One of Gov. Bill Richardson's top priorities is for all New Mexicans to have health care coverage, but the numbers just aren't panning out, the Albuquerque Journal reports today. State Sen. John Arthur Smith, a Deming Democrat and chairman of the Legislative Finance Committee, says health care coverage has to share the state's limited budget with other needs such as roads and education. Richardson said last week he will call the Legislature back into special session this summer to tackle health care coverage, but Smith said he doubts lawmakers would will get anything substantive done.
A Dixon couple visited Iran this spring, the Taos News reports, and found Iranians "the warmest people in the world." Gaia Mika and Hank Brusselback spent a month there as peace delegates for the Fellowship for Reconciliation, a national group dedicated to promoting peace in countries on tenuous terms with the United States. Brusselback said they learned during their trip "that we were all victims of our governments. Just like here, the people you see in the mainstream media are a tiny amount of the other 70 million people who roll their eyes and say, ‘That’s just the president.’”
It's still not safe to eat fish out of Brantley Reservoir near Carlsbad, the Carlsbad Current Argus reports today.
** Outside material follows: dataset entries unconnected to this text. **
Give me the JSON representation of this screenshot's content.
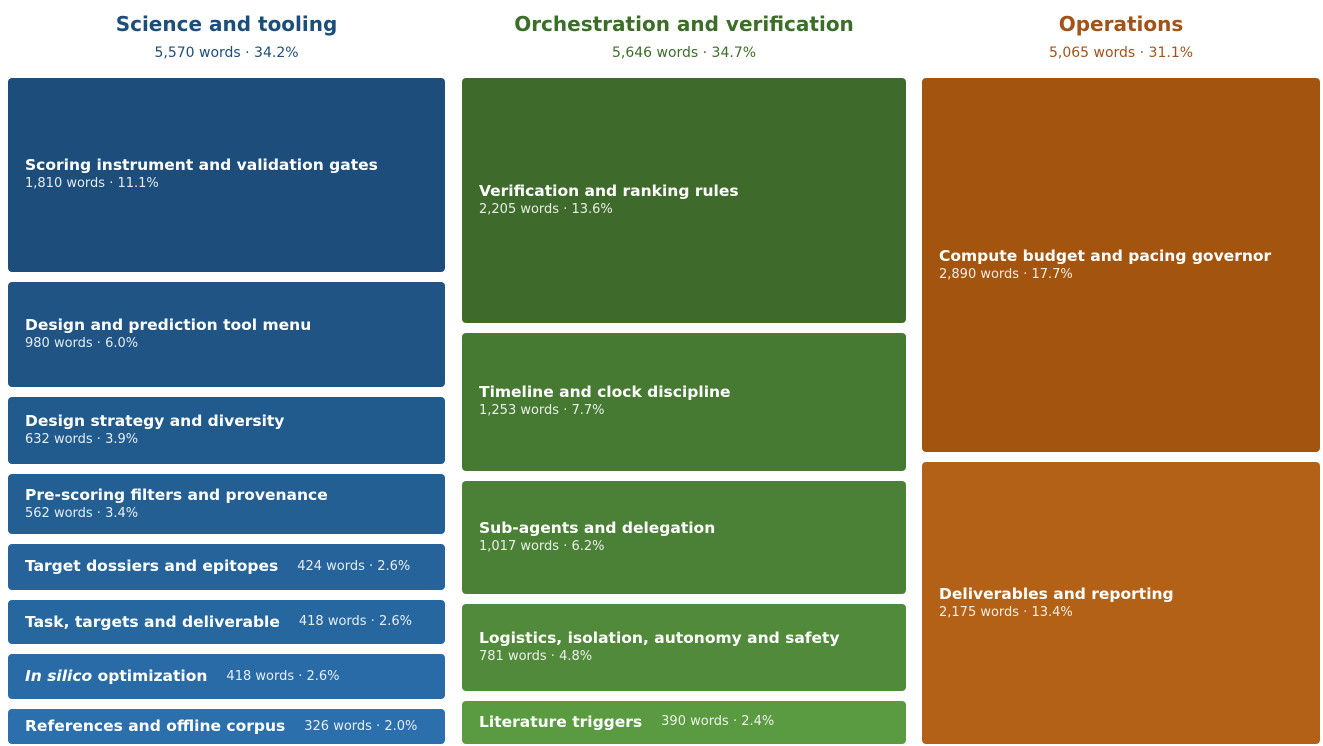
{
  "chart_data": {
    "type": "treemap",
    "unit": "words",
    "groups": [
      {
        "name": "Science and tooling",
        "summary": "5,570 words · 34.2%",
        "words": 5570,
        "percent": 34.2,
        "color": "#1d4e7a",
        "items": [
          {
            "label": "Scoring instrument and validation gates",
            "stats": "1,810 words · 11.1%",
            "words": 1810,
            "percent": 11.1,
            "color": "#1c4d7b",
            "inline": false
          },
          {
            "label": "Design and prediction tool menu",
            "stats": "980 words · 6.0%",
            "words": 980,
            "percent": 6.0,
            "color": "#1f5484",
            "inline": false
          },
          {
            "label": "Design strategy and diversity",
            "stats": "632 words · 3.9%",
            "words": 632,
            "percent": 3.9,
            "color": "#215a8c",
            "inline": false
          },
          {
            "label": "Pre-scoring filters and provenance",
            "stats": "562 words · 3.4%",
            "words": 562,
            "percent": 3.4,
            "color": "#235f93",
            "inline": false
          },
          {
            "label": "Target dossiers and epitopes",
            "stats": "424 words · 2.6%",
            "words": 424,
            "percent": 2.6,
            "color": "#25639a",
            "inline": true
          },
          {
            "label": "Task, targets and deliverable",
            "stats": "418 words · 2.6%",
            "words": 418,
            "percent": 2.6,
            "color": "#2767a0",
            "inline": true
          },
          {
            "label_italic": "In silico",
            "label": " optimization",
            "stats": "418 words · 2.6%",
            "words": 418,
            "percent": 2.6,
            "color": "#296ba6",
            "inline": true
          },
          {
            "label": "References and offline corpus",
            "stats": "326 words · 2.0%",
            "words": 326,
            "percent": 2.0,
            "color": "#2b6fac",
            "inline": true
          }
        ]
      },
      {
        "name": "Orchestration and verification",
        "summary": "5,646 words · 34.7%",
        "words": 5646,
        "percent": 34.7,
        "color": "#3c6e2a",
        "items": [
          {
            "label": "Verification and ranking rules",
            "stats": "2,205 words · 13.6%",
            "words": 2205,
            "percent": 13.6,
            "color": "#3e6b2b",
            "inline": false
          },
          {
            "label": "Timeline and clock discipline",
            "stats": "1,253 words · 7.7%",
            "words": 1253,
            "percent": 7.7,
            "color": "#467a33",
            "inline": false
          },
          {
            "label": "Sub-agents and delegation",
            "stats": "1,017 words · 6.2%",
            "words": 1017,
            "percent": 6.2,
            "color": "#4b8136",
            "inline": false
          },
          {
            "label": "Logistics, isolation, autonomy and safety",
            "stats": "781 words · 4.8%",
            "words": 781,
            "percent": 4.8,
            "color": "#518a3a",
            "inline": false
          },
          {
            "label": "Literature triggers",
            "stats": "390 words · 2.4%",
            "words": 390,
            "percent": 2.4,
            "color": "#5a9a41",
            "inline": true
          }
        ]
      },
      {
        "name": "Operations",
        "summary": "5,065 words · 31.1%",
        "words": 5065,
        "percent": 31.1,
        "color": "#a0541a",
        "items": [
          {
            "label": "Compute budget and pacing governor",
            "stats": "2,890 words · 17.7%",
            "words": 2890,
            "percent": 17.7,
            "color": "#a3550f",
            "inline": false
          },
          {
            "label": "Deliverables and reporting",
            "stats": "2,175 words · 13.4%",
            "words": 2175,
            "percent": 13.4,
            "color": "#b36116",
            "inline": false
          }
        ]
      }
    ]
  }
}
Levels of the toxic chemical compound DDT found in channel catfish are three times higher than the federal safety limit, and are not likely to fall any time soon, according to state health officials. The pollution made its way into the reservoir from the Pecos River, studies have shown. "We don't want to discourage fishermen from coming out here," Brantley Lake State Park Superintendent Adrian Stiteler told the paper. "We just want them to practice catch-and-release for their own safety."
Stroke victims may enjoy better recovery thanks to an experimental surgical process being evaluated by University of New Mexico Hospital and 21 other medical centers nationwide, according to the Albuquerque Journal. Surgeons are rerouting the blood supply in some stroke victims to send more blood to the brain, flooding it with additional oxygen. Two New Mexico men have received the blood bypass surgery and both report improvement in their cognitive abilities, the Journal reported.